A blue-eyed, muscular, robust, highly intelligent and emotional man who was convinced that God had planned a great destiny for him, James Abram Garfield -- who was born on this day in 1831 in Orange, Ohio -- grew up in dire poverty and compensated for his material shortcomings with fisticuffs. This pugnacity developed into a sharp debating skill as he matured, studying in Hiram, Ohio and at Williams College, where he devoured classical literature and scripture and frequently preached to Disciples of Christ congregations. It is said that he could write Latin with one hand and Greek with the other at the same time, which really isn't even much of a party trick when you think about it.
He taught for awhile before entering the bar, and shortly thereafter joined the Union Army, seeing action at Middle Creek, Sandy Valley and Chickamauga. He was elected to Congress in 1862, resigned his commission as major general and took his seat. He supported Lincoln coolly, suspecting that Lincoln did not have the missionary's stomach for the anti-slavery cause, and after the Civil War voted to impeach Andrew Johnson for his lenient policies toward the conquered South. Garfield made his first appearance in court as a lawyer in 1866 -- before the U.S. Supreme Court, of all places -- and won.
In 1873, Garfield was accused of accepting a loan and shares of Credit Mobilier in exchange for kind votes with respect to Credit Mobilier's railroad construction activities; Garfield denied receiving shares and admitted receiving the loan, but declared that the transaction did not influence his votes. Despite the implications, he won reelection to Congress.
By 1880 he was House minority leader, and as the Republicans deadlocked between renominating Ulysses Grant and nominating James Blaine or John Sherman for president that year, Garfield was offered as a compromise candidate. A "half-breed" Republican who supported civil service reform, Garfield was not well-liked by the "stalwarts," who forced him to take Chester Arthur, a New York political hack, as his running mate. Garfield squeaked by Democrat Winfield S. Hancock in one of the closest ever popular elections, 48.3% to 48.2% (in electoral votes there was less suspense, 214 to 155).
True to his reformist nature, he appointed an independent candidate to the key patronage position of collector to the Port of New York (a position formerly held by vice president Arthur), prompting stalwart ringmaster Roscoe Conkling to resign from the Senate in protest. Within months after taking office, Garfield was shot by Charles Guiteau, a deluded stalwart footsoldier and religious fanatic who believed that God had told him to kill Garfield in order to save the Republican party.

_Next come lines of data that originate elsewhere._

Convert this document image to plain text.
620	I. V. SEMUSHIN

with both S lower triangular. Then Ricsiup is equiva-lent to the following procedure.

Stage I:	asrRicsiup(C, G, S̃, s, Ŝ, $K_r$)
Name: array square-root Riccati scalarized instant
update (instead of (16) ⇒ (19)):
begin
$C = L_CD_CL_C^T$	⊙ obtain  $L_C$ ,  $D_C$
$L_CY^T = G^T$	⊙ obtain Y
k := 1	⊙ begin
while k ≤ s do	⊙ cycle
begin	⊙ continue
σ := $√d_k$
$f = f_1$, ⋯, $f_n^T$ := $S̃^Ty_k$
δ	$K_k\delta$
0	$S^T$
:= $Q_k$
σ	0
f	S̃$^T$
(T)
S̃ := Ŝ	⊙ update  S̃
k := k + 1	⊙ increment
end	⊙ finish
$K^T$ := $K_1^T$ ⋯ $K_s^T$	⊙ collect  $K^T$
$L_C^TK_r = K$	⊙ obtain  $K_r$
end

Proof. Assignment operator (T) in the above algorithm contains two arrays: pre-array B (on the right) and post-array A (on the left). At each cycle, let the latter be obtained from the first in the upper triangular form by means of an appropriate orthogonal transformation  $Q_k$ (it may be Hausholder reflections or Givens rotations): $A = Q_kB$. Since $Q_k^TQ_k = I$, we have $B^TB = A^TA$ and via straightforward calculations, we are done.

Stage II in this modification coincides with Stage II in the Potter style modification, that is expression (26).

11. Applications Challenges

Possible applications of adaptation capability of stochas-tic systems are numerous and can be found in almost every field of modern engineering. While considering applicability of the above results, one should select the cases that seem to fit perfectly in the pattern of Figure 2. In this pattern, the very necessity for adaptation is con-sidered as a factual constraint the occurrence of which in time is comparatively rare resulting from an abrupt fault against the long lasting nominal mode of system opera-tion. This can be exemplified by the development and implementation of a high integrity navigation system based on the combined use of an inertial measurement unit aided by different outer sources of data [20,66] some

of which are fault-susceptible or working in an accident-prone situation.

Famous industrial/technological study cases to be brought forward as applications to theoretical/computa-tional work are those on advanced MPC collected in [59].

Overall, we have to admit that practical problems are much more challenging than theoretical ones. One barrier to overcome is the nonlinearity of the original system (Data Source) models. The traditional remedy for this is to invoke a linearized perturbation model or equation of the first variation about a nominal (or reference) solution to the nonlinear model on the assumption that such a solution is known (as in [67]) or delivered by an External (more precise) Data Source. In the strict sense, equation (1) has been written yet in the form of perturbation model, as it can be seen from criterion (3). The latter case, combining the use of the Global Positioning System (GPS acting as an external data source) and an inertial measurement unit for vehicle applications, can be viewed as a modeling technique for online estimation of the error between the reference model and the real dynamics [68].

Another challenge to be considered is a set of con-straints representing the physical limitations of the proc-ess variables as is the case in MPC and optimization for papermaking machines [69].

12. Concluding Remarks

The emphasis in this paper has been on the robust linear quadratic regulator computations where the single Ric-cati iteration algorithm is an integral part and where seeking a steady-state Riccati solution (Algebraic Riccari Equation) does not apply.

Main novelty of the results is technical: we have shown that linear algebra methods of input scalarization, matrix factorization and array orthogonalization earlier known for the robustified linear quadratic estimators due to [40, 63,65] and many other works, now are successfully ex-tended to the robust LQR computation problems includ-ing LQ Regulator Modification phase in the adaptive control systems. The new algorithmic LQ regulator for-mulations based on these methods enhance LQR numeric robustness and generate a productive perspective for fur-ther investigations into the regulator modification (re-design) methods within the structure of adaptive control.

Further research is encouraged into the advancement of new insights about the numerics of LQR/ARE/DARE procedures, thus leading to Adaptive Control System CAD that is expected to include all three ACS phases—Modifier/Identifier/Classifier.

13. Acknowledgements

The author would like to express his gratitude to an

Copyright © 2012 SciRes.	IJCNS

Garfield survived the immediate wound, but his condition worsened as doctors prodded and poked him while determining that the wound was inoperable. He asked to be moved from Washington to the New Jersey shore, and he was transported by special railcar to Elberon (across tracks covered with straw to reduce the noise), where he died on July 2, 1881. Arthur was in grief over the stalwart connection to Garfield's murder, and, quite astonishingly, became a reformer.